El 1 de septiembre de 2022 en Papa Francisco recibió en audiencia a los miembros de la Asociación Italiana de Profesores y Cultores de Liturgia y les dirigió unas palabras muy iluminadoras que inspiran este escrito.
La Liturgia, siguiendo lo dicho en Sacrosanctum Concilium 7, es obra de Cristo y de la Iglesia y se realiza por la acción del Espíritu Santo y la fe recibida en el bautismo. De ese modo, la fe y la obra del Espíritu nos llevan a celebrar la acción de gracias a Dios Padre, que Cristo preside como sumo y eterno sacerdote.
Ahora bien, el sentido de la fe -el sensus fidei- nos ayuda a discernir lo que viene de Dios y conduce a Él y, en lo que respecta a la liturgia, nos advierte acerca de aquello que ennoblece la celebración o, por el contrario, la agrede y maltrata, ya que ella es un organismo vivo por Aquel que vive resucitado, convoca a la comunidad de fieles y celebra la salvación. Por tanto, la liturgia no es una pieza de museo ni un monumento de mármol, sino un edificio espiritual, vivo, que se debe cuidar y cultivar.
Siguiendo el símil del cuerpo de san Pablo en su primera carta a los Corintios sabemos que, si uno de los miembros del cuerpo sufre, todos los demás miembros sufren con él, y si un miembro recibe honores, todos los demás miembros comparten su alegría (12,26).
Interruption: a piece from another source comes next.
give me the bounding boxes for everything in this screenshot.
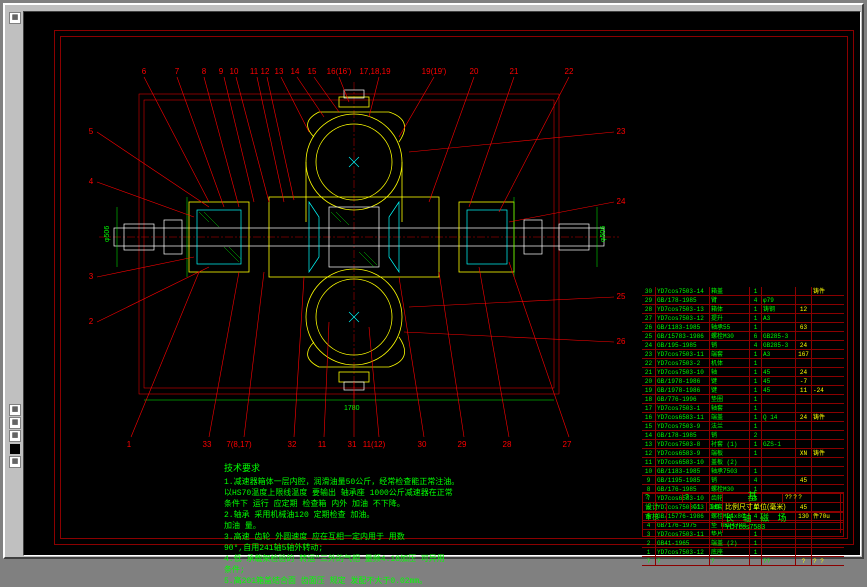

Por lo tanto, si la liturgia como organismo vivo sufre agresión y maltrato por parte de nosotros, todo el cuerpo de Cristo se reciente, se afecta; y si, por el contrario, se ennoblece y embellece, toda la comunidad creyente, con Cristo celebra y se alegra.
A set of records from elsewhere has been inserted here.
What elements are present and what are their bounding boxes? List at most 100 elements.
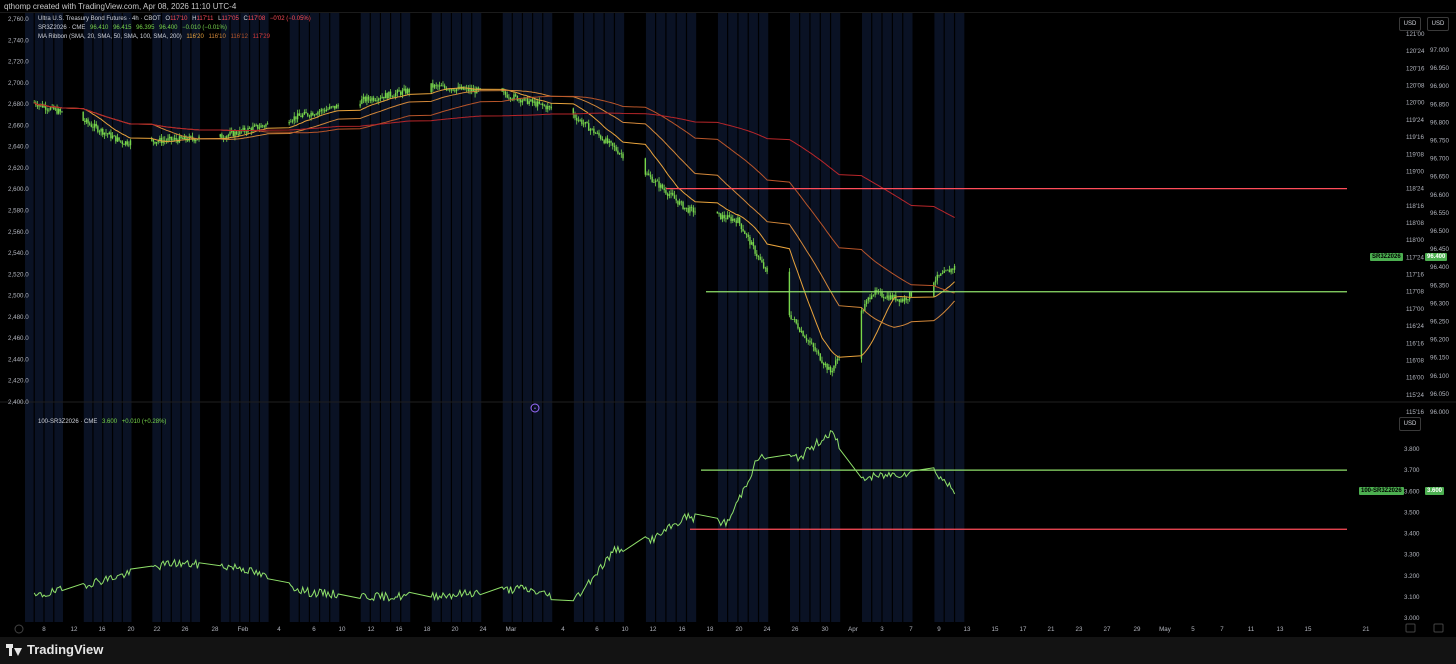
legend-sr3-chg: −0.010 (−0.01%) xyxy=(182,25,227,31)
tradingview-logo[interactable]: TradingView xyxy=(6,642,103,657)
right-axis2-tick: 96.850 xyxy=(1430,101,1449,108)
lower-axis-tick: 3.500 xyxy=(1404,509,1420,516)
candle-body xyxy=(752,242,755,247)
candle-body xyxy=(730,216,732,221)
candle-body xyxy=(87,119,89,124)
candle-body xyxy=(172,139,174,141)
candle-body xyxy=(548,106,551,107)
candle-body xyxy=(313,114,316,116)
candle-body xyxy=(761,259,763,263)
candle-body xyxy=(593,128,595,134)
x-axis-tick: 4 xyxy=(277,626,281,633)
candle-body xyxy=(610,140,612,143)
session-band xyxy=(289,13,299,622)
legend-high: 117'11 xyxy=(196,16,214,22)
candle-body xyxy=(378,98,380,101)
candle-body xyxy=(381,96,383,99)
candle-body xyxy=(605,138,607,144)
right-axis2-tick: 96.100 xyxy=(1430,373,1449,380)
currency-button-lower[interactable]: USD xyxy=(1399,417,1421,431)
legend-sr3-title: SR3Z2026 · CME xyxy=(38,25,86,31)
right-axis1-tick: 116'08 xyxy=(1406,357,1424,364)
chart-caption: qthomp created with TradingView.com, Apr… xyxy=(4,2,237,11)
x-axis-tick: 13 xyxy=(964,626,971,633)
currency-button-2[interactable]: USD xyxy=(1427,17,1449,31)
x-axis-tick: 17 xyxy=(1020,626,1027,633)
candle-body xyxy=(371,97,373,101)
x-axis-tick: 27 xyxy=(1104,626,1111,633)
candle-body xyxy=(668,194,671,196)
candle-body xyxy=(113,135,115,137)
right-axis2-tick: 96.500 xyxy=(1430,228,1449,235)
x-axis-tick: Apr xyxy=(848,626,858,633)
candle-body xyxy=(903,297,906,302)
session-band xyxy=(171,13,181,622)
candle-body xyxy=(874,290,876,295)
candle-body xyxy=(508,97,510,99)
candle-body xyxy=(589,129,592,131)
candle-body xyxy=(438,85,441,87)
right-axis2-tick: 96.050 xyxy=(1430,391,1449,398)
candle-body xyxy=(910,292,913,297)
candle-body xyxy=(290,121,292,123)
candle-body xyxy=(828,366,830,370)
candle-body xyxy=(934,280,937,283)
session-band xyxy=(260,13,269,622)
candle-body xyxy=(85,119,88,123)
candle-body xyxy=(871,295,873,300)
candle-body xyxy=(325,109,328,112)
candle-body xyxy=(943,270,945,274)
candle-body xyxy=(720,213,722,220)
candle-body xyxy=(948,269,951,273)
legend-sr3: SR3Z2026 · CME 96.410 96.415 96.395 96.4… xyxy=(38,25,230,31)
candle-body xyxy=(675,198,677,201)
candle-body xyxy=(677,200,679,205)
currency-button-1[interactable]: USD xyxy=(1399,17,1421,31)
candle-body xyxy=(372,97,375,101)
candle-body xyxy=(49,107,52,110)
candle-body xyxy=(665,190,667,194)
candle-body xyxy=(646,173,648,175)
candle-body xyxy=(376,100,378,102)
left-axis-tick: 2,740.0 xyxy=(8,37,29,44)
candle-body xyxy=(43,105,45,108)
session-band xyxy=(54,13,63,622)
candle-body xyxy=(829,366,832,373)
left-axis-tick: 2,480.0 xyxy=(8,314,29,321)
lower-axis-tick: 3.000 xyxy=(1404,615,1420,622)
x-axis-tick: 15 xyxy=(992,626,999,633)
candle-body xyxy=(591,128,593,130)
candle-body xyxy=(582,123,585,125)
candle-body xyxy=(367,96,370,100)
right-axis1-tick: 118'08 xyxy=(1406,220,1424,227)
x-axis-tick: 18 xyxy=(707,626,714,633)
x-axis-tick: 12 xyxy=(650,626,657,633)
candle-body xyxy=(168,136,171,139)
right-axis2-tick: 96.400 xyxy=(1430,264,1449,271)
candle-body xyxy=(440,85,442,87)
candle-body xyxy=(600,135,602,139)
candle-body xyxy=(59,109,62,112)
right-axis2-tick: 96.250 xyxy=(1430,319,1449,326)
candle-body xyxy=(661,184,664,189)
right-axis1-tick: 119'08 xyxy=(1406,151,1424,158)
candle-body xyxy=(301,114,304,118)
session-band xyxy=(113,13,122,622)
candle-body xyxy=(221,134,223,139)
candle-body xyxy=(449,89,451,91)
candle-body xyxy=(938,274,940,276)
candle-body xyxy=(388,91,390,99)
session-band xyxy=(944,13,954,622)
candle-body xyxy=(129,140,132,146)
candle-body xyxy=(305,111,307,114)
chart-frame[interactable]: 2,760.0 2,740.0 2,720.0 2,700.0 2,680.0 2,660… xyxy=(0,12,1456,638)
candle-body xyxy=(230,130,233,132)
left-axis-tick: 2,620.0 xyxy=(8,165,29,172)
candle-body xyxy=(234,131,236,137)
left-axis-tick: 2,500.0 xyxy=(8,293,29,300)
candle-body xyxy=(792,319,794,320)
candle-body xyxy=(400,91,402,95)
session-band xyxy=(320,13,330,622)
chart-svg[interactable]: 2,760.0 2,740.0 2,720.0 2,700.0 2,680.0 2,660… xyxy=(0,13,1456,638)
candle-body xyxy=(606,138,609,143)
La liturgia celebra la vida
Pero no es una fiesta mundana, sino una fiesta espiritual, es decir, una fiesta animada por el Espíritu que comunica y realiza una obra espiritual en favor de los fieles y para alabanza divina. Por medio de la liturgia se alaba al Señor; ella es alegre, lleva al creyente a la trascendencia, le hace elevar sus ojos al cielo y contemplar que estamos habitados por Dios en el mundo. La liturgia acoge las aspiraciones más grandes de los fieles y el gozo espiritual que les hace anhelar los bienes celestes mientras se vive en la tierra.
Urge, entonces, lograr una visión elevada de la liturgia que nos lleve a unirnos al misterio divino que se revela en medio de nosotros.
Necesitamos una liturgia que nos haga mantener los pies en la tierra, mientras experimentamos la luz resplandeciente de la transfiguración y la voz de Dios que nos enseña, sin sacarnos del mundo, sino desde la montaña espiritual, para hacernos testigos predilectos de su presencia.
La liturgia, recordando las palabras del Papa Francisco en Desiderio Desideravi, nos debe llevar al asombro ante el misterio que se celebra, hasta hacernos estremecer por Aquel que se hace presente y nos dice “paz a ustedes…, toquen mis manos y mi costado”. De ese modo, los ojos, la mente, el corazón y todo nuestro ser proclamará con el apóstol Tomás: “Señor mío y Dios mío”, para hacer de esta experiencia una profesión de fe, que lleva a disipar toda duda, toda dispersión, para decir con Simón el apóstol “Señor, qué viene que estemos aquí”.
La liturgia es actual
En este orden de ideas, la liturgia no es vivir de la añoranza, del pasado, y menos todavía, de quedarnos en el pasado. La liturgia es actual, es siempre un nuevo presente, como odre nuevo que recibe a Cristo el vino nuevo, como novio que se pone la corona o novia que se engalana con sus joyas (Is 61,10) para celebrar con mayor vitalidad la belleza y la grandeza del misterio de Dios que se hace don en medio de la asamblea litúrgica, que se deja contemplar, adorar, escuchar y comer.
El animador de la acción litúrgica es el Espíritu Santo, que no se fue con Cristo en su ascensión, sino que permanece entre nosotros, recordándonos lo que el Señor enseñó, ayudándonos a entender su mensaje en el presente y a proyectar el futuro, santificando y derramando la gracia generosa de Dios por medio de los sacramentos y dando testimonio de que Dios vive eternamente entre nosotros, que es vida y dicha desbordantes, que vive desde antes de la creación y después de ella, y que es vida para todos celebrada en la liturgia. Así pues, la liturgia debe reflejar con claridad la vida divina que -como la zarza- consume la vida humana sin aniquilarla sino uniéndola a la vida que no termina y que es más perfecta que esta vida: la vida eterna.
A partir de lo dicho podríamos pensar si la celebración litúrgica dominical, en la cual tomamos parte cada uno el primer día de la semana, refleja nobleza o pobreza, belleza o fealdad, piedad o indiferencia, participación o dispersión, alegría o tristeza, vida o muerte.